Inaugurando um outro assunto que nos interessa bastante, decidimos comentar filmes que nos chamam a atenção, por darem acesso a reflexões bem pertinentes sobre alguns conceitos da psicanálise e iniciamos, portanto, com o filme Amnésia (Dir.: Christopher Nolan / 2000). Em uma abordagem muito interessante, a história da personagem central, que adquiriu em sua vida adulta uma forma de amnésia total para fatos que tenham ocorrido há mais de cinco ou dez minutos, é enfocada em uma narrativa em que os fatos são apresentados para o expectador em ordem inversa, na clara intenção de convocá-lo ao lugar dessa personagem central. Este protagonista revela-se como um justiceiro ou o que o valha, na medida em que sua motivação principal repousa em um fato crucial: o assassinato de sua esposa e a busca do responsável por isso. O que chama a atenção, entretanto, é o fato de que a cada manhã o protagonista acorda e não se lembra de onde está, como chegou até ali e nem o que deve fazer em seguida. À medida que vai explorando o local onde está e chega até um espelho, percebe que seu corpo (desconhecido) está coberto de tatuagens – feitas por ele mesmo, muitas delas palavras escritas de trás para frente, para facilitar o seu reconhecimento no reflexo do espelho – e que são esses sinais gráficos que lhe descrevem o que deve fazer e como se comportar. Ou seja, são essas inscrições que lhe ditam os contornos específicos de seu desejo. Durante o transcorrer do filme, vê-se que o protagonista, percebendo o valor das tatuagens para a sua existência, sempre que pode tatua-se com uma ou outra informação que lhe pareça mais relevante no momento: um nome, um fato, um lugar. Com isso, vai inscrevendo literalmente em seu corpo as marcas de sua história.
Isso nos faz pensar no que se convencionou chamar de estádio do espelho (Lacan...), em que uma metáfora bastante rica da teoria psicanalítica diz que o sujeito se reconhece, se constitui, a partir do olhar do Outro. A partir de um olhar externo que vê não somente o que é aparente no sujeito, mas que também atribui (inscreve) a este sujeito características e qualidades que fazem parte da expectativa (desejo) desse Outro, o sujeito se faz desejante do desejo do Outro.

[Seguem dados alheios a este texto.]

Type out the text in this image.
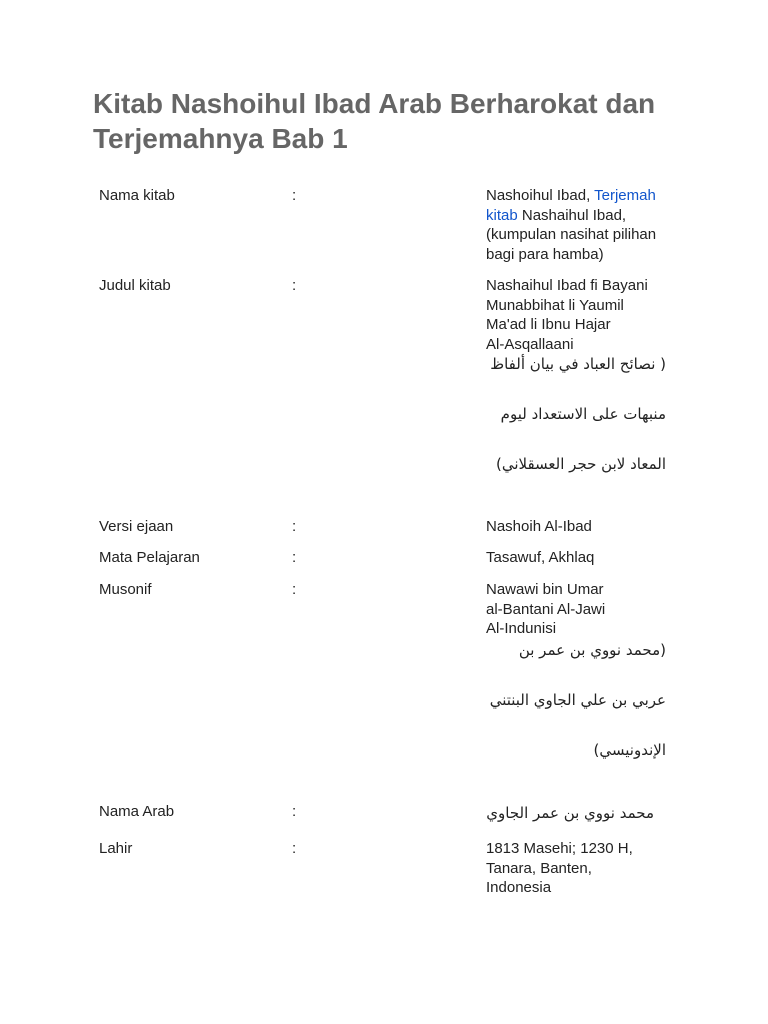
Kitab Nashoihul Ibad Arab Berharokat dan Terjemahnya Bab 1
Nama kitab	:	Nashoihul Ibad, Terjemah
kitab Nashaihul Ibad,
(kumpulan nasihat pilihan
bagi para hamba)
Judul kitab	:	Nashaihul Ibad fi Bayani
Munabbihat li Yaumil
Ma'ad li Ibnu Hajar
Al-Asqallaani
( نصائح العباد في بيان ألفاظ
منبهات على الاستعداد ليوم
المعاد لابن حجر العسقلاني)
Versi ejaan	:	Nashoih Al-Ibad
Mata Pelajaran	:	Tasawuf, Akhlaq
Musonif	:	Nawawi bin Umar
al-Bantani Al-Jawi
Al-Indunisi
(محمد نووي بن عمر بن
عربي بن علي الجاوي البنتني
الإندونيسي)
Nama Arab	:	محمد نووي بن عمر الجاوي
Lahir	:	1813 Masehi; 1230 H,
Tanara, Banten,
Indonesia
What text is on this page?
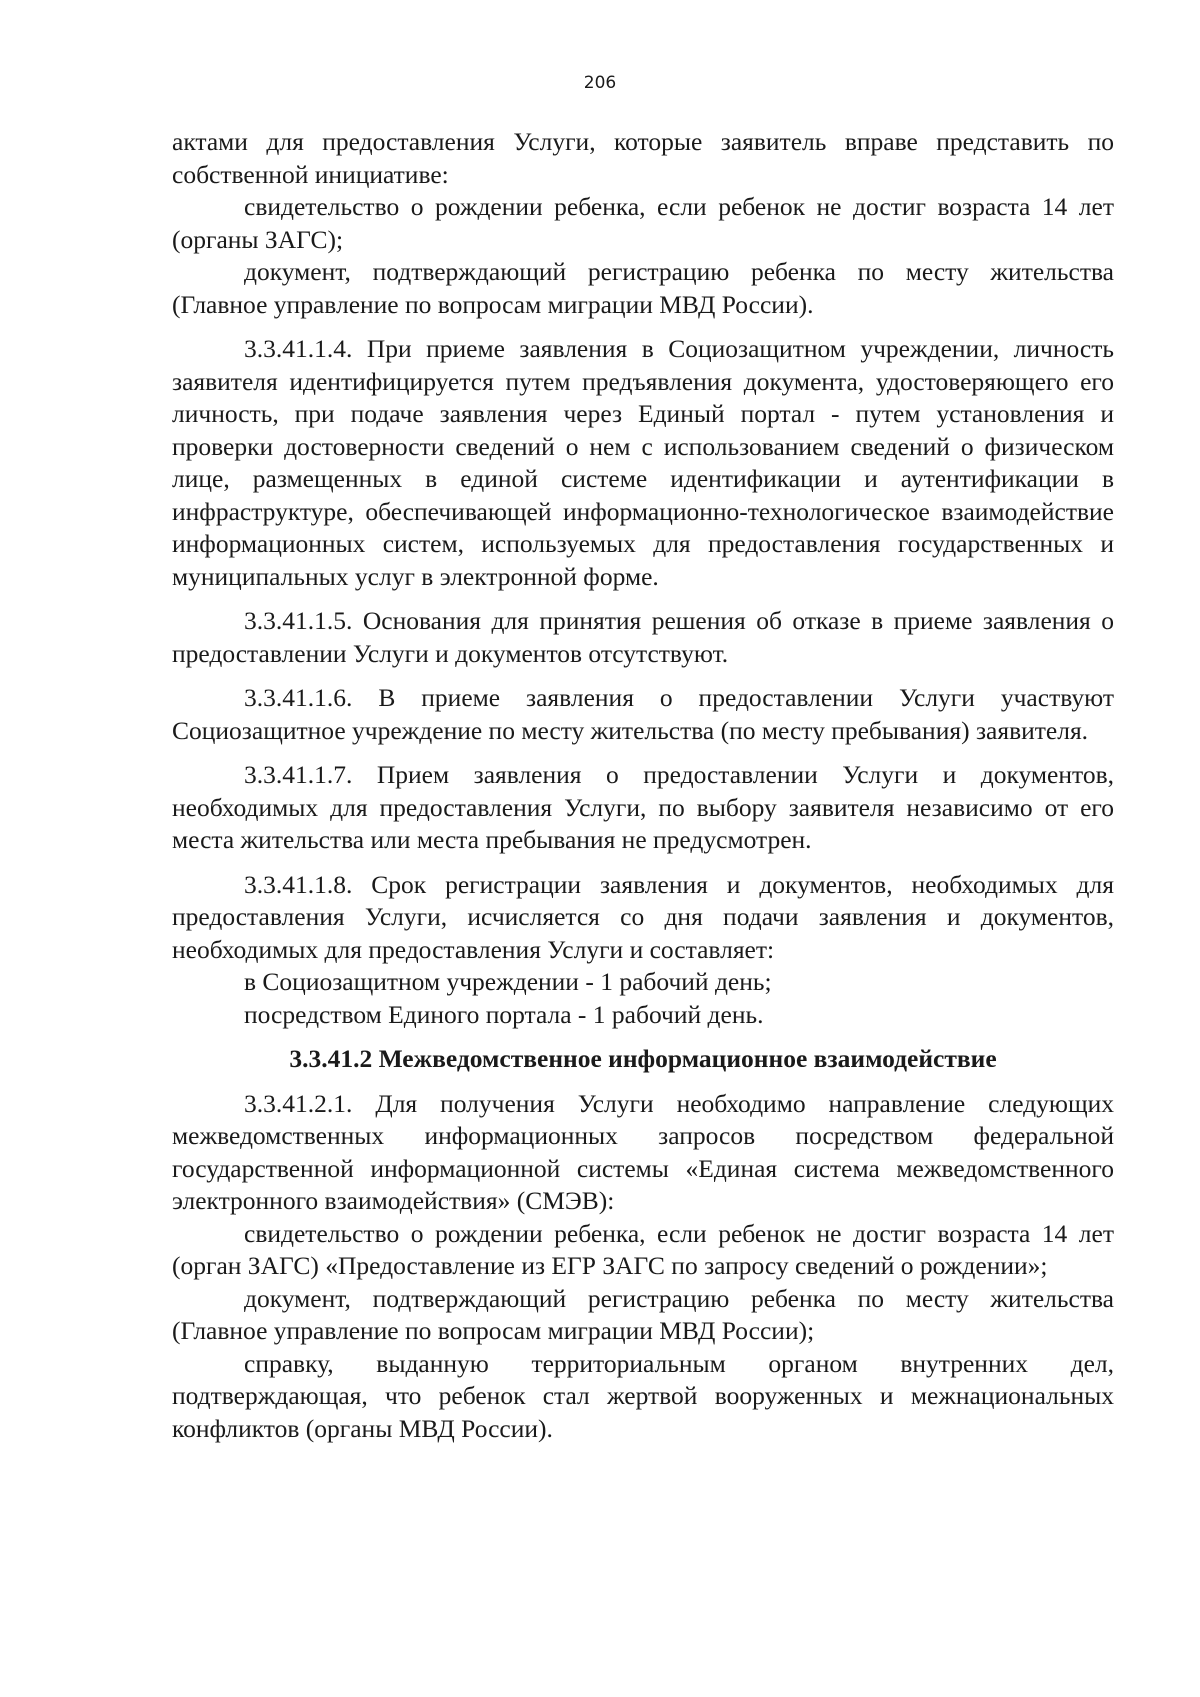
206

актами для предоставления Услуги, которые заявитель вправе представить по собственной инициативе:

свидетельство о рождении ребенка, если ребенок не достиг возраста 14 лет (органы ЗАГС);

документ, подтверждающий регистрацию ребенка по месту жительства (Главное управление по вопросам миграции МВД России).

3.3.41.1.4. При приеме заявления в Социозащитном учреждении, личность заявителя идентифицируется путем предъявления документа, удостоверяющего его личность, при подаче заявления через Единый портал - путем установления и проверки достоверности сведений о нем с использованием сведений о физическом лице, размещенных в единой системе идентификации и аутентификации в инфраструктуре, обеспечивающей информационно-технологическое взаимодействие информационных систем, используемых для предоставления государственных и муниципальных услуг в электронной форме.

3.3.41.1.5. Основания для принятия решения об отказе в приеме заявления о предоставлении Услуги и документов отсутствуют.

3.3.41.1.6. В приеме заявления о предоставлении Услуги участвуют Социозащитное учреждение по месту жительства (по месту пребывания) заявителя.

3.3.41.1.7. Прием заявления о предоставлении Услуги и документов, необходимых для предоставления Услуги, по выбору заявителя независимо от его места жительства или места пребывания не предусмотрен.

3.3.41.1.8. Срок регистрации заявления и документов, необходимых для предоставления Услуги, исчисляется со дня подачи заявления и документов, необходимых для предоставления Услуги и составляет:

в Социозащитном учреждении - 1 рабочий день;

посредством Единого портала - 1 рабочий день.

3.3.41.2 Межведомственное информационное взаимодействие

3.3.41.2.1. Для получения Услуги необходимо направление следующих межведомственных информационных запросов посредством федеральной государственной информационной системы «Единая система межведомственного электронного взаимодействия» (СМЭВ):

свидетельство о рождении ребенка, если ребенок не достиг возраста 14 лет (орган ЗАГС) «Предоставление из ЕГР ЗАГС по запросу сведений о рождении»;

документ, подтверждающий регистрацию ребенка по месту жительства (Главное управление по вопросам миграции МВД России);

справку, выданную территориальным органом внутренних дел, подтверждающая, что ребенок стал жертвой вооруженных и межнациональных конфликтов (органы МВД России).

Aprofundando um pouco, é quase como se a falta das memórias recentes e o artifício de sustentar a fantasia em marcas concretas no corpo levasse este típico neurótico obsessivo, que estaria satisfeito em apenas imaginar um assassinato, atuar como um perverso, que concretiza a fantasia do neurótico. E nisso é que reside, em nossa opinião, a genialidade deste filme, que nos faz ver algumas fronteiras de estrutura de personalidade serem transpassadas graças aos recursos de uma história bem engendrada e bem narrada.